Brussels had recommended that France and Germany take measures to bring their budget deficits below the maximum EU permitted level of three percent of gross domestic product (GDP).

But Paris and Berlin persuaded enough of their colleagues to vote down these recommendations and place the procedure "in abeyance", effectively killing off the rules that underpin the euro.

The Commission argues that the Council had no right to suspend the procedure it recommended - a disciplinary procedure that could result in fines of billions of euro.

But the Council maintains that the final decision rests with member states.

What happens if...

Whichever side wins, there are serious consequences for decision-making in the EU economic sphere.

If the Commission wins and the Court decides that the member states had no right to suspend the disciplinary procedure, then it could annul the member states' declaration and the member states would have to go back to the Commission's recommendations to France and Germany that they suspended in the first place.

"We would be back to where we started", says Guillaume Durand, an expert on economic governance at the European Policy Centre in Brussels.

"But as the same people would be around the table, it is hard to see why there would be a difference".

If the procedure were to be re-started and carried through to its conclusion, Germany and France - who this year will have exceeded the limit for three consecutive years - could in theory next year face fines of up to 0.5 percent of their GDP.

If these fines were indeed dished out, Germany would face a sanction of just under 10 billion euro and France could expect a fine of just over seven billion.

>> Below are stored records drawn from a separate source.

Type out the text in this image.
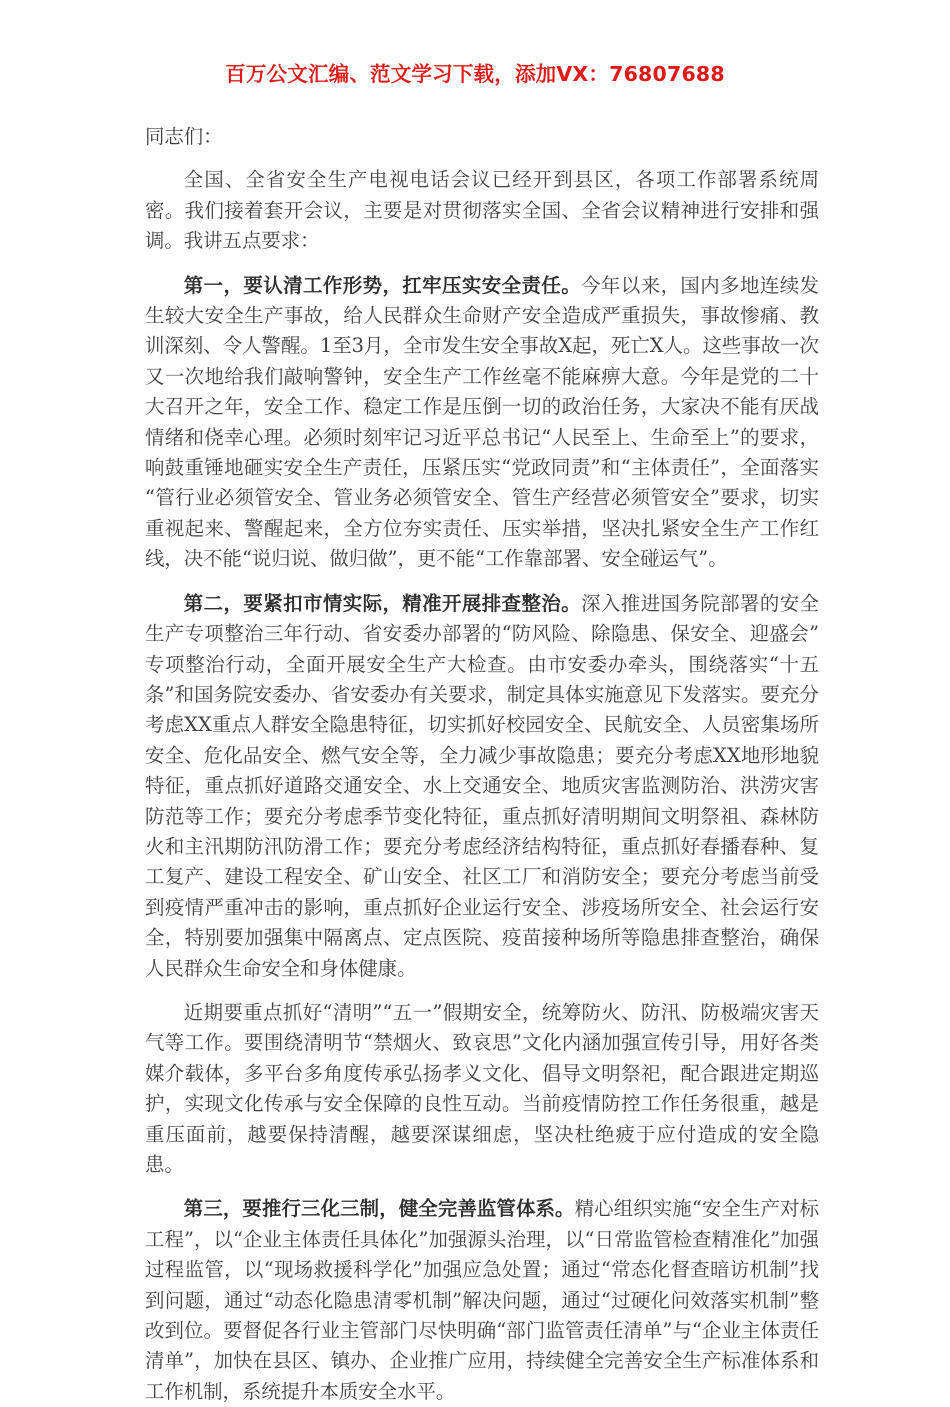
百万公文汇编、范文学习下载，添加VX：76807688

同志们：

全国、全省安全生产电视电话会议已经开到县区，各项工作部署系统周密。我们接着套开会议，主要是对贯彻落实全国、全省会议精神进行安排和强调。我讲五点要求：

第一，要认清工作形势，扛牢压实安全责任。今年以来，国内多地连续发生较大安全生产事故，给人民群众生命财产安全造成严重损失，事故惨痛、教训深刻、令人警醒。1至3月，全市发生安全事故X起，死亡X人。这些事故一次又一次地给我们敲响警钟，安全生产工作丝毫不能麻痹大意。今年是党的二十大召开之年，安全工作、稳定工作是压倒一切的政治任务，大家决不能有厌战情绪和侥幸心理。必须时刻牢记习近平总书记“人民至上、生命至上”的要求，响鼓重锤地砸实安全生产责任，压紧压实“党政同责”和“主体责任”，全面落实“管行业必须管安全、管业务必须管安全、管生产经营必须管安全”要求，切实重视起来、警醒起来，全方位夯实责任、压实举措，坚决扎紧安全生产工作红线，决不能“说归说、做归做”，更不能“工作靠部署、安全碰运气”。

第二，要紧扣市情实际，精准开展排查整治。深入推进国务院部署的安全生产专项整治三年行动、省安委办部署的“防风险、除隐患、保安全、迎盛会”专项整治行动，全面开展安全生产大检查。由市安委办牵头，围绕落实“十五条”和国务院安委办、省安委办有关要求，制定具体实施意见下发落实。要充分考虑XX重点人群安全隐患特征，切实抓好校园安全、民航安全、人员密集场所安全、危化品安全、燃气安全等，全力减少事故隐患；要充分考虑XX地形地貌特征，重点抓好道路交通安全、水上交通安全、地质灾害监测防治、洪涝灾害防范等工作；要充分考虑季节变化特征，重点抓好清明期间文明祭祖、森林防火和主汛期防汛防滑工作；要充分考虑经济结构特征，重点抓好春播春种、复工复产、建设工程安全、矿山安全、社区工厂和消防安全；要充分考虑当前受到疫情严重冲击的影响，重点抓好企业运行安全、涉疫场所安全、社会运行安全，特别要加强集中隔离点、定点医院、疫苗接种场所等隐患排查整治，确保人民群众生命安全和身体健康。

近期要重点抓好“清明”“五一”假期安全，统筹防火、防汛、防极端灾害天气等工作。要围绕清明节“禁烟火、致哀思”文化内涵加强宣传引导，用好各类媒介载体，多平台多角度传承弘扬孝义文化、倡导文明祭祀，配合跟进定期巡护，实现文化传承与安全保障的良性互动。当前疫情防控工作任务很重，越是重压面前，越要保持清醒，越要深谋细虑，坚决杜绝疲于应付造成的安全隐患。

第三，要推行三化三制，健全完善监管体系。精心组织实施“安全生产对标工程”，以“企业主体责任具体化”加强源头治理，以“日常监管检查精准化”加强过程监管，以“现场救援科学化”加强应急处置；通过“常态化督查暗访机制”找到问题，通过“动态化隐患清零机制”解决问题，通过“过硬化问效落实机制”整改到位。要督促各行业主管部门尽快明确“部门监管责任清单”与“企业主体责任清单”，加快在县区、镇办、企业推广应用，持续健全完善安全生产标准体系和工作机制，系统提升本质安全水平。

In practice, though, few analysts believe the fines would ever actually be levied.

Death to the pact

However, France and Germany are not the only member states currently in breach of the rules. The Netherlands, Greece and Italy all have deficits over three percent of GDP and could face similar punishment.

If the Court decides that the member states acted within their legal rights to suspend the procedure, it effectively buries all claims from the Commission to be the supervisor of EU economic policy.

And with another huge row brewing between member states and the Commission over the EU budget for 2007-2013, it would give EU capitals the upper hand in an ongoing power struggle.

Power struggle

Some analysts believe that winning this power battle is more important than the actual implications of the result. Mr Durand says that the case is "a largely symbolic issue" and that the row is really about control.

"It's more for the Commission to show the Council that they can not just do what they want", he says.

And Jorgen Mortensen, an expert at the Centre for European Studies argues in a recent paper that the crisis over the economic rules, "brought into the open a conflict that had been brewing ever since the creation of the EEC in 1958: the sharing of competences for macroeconomic policy-making between the national governments and the EU institutions".

Neither side involved in the case was prepared to speculate on what implications the result might have.

A spokesman for the EU Presidency said, "we will have a reaction tomorrow" and a Commission spokesman said that he would not like to comment on "hypothetical questions".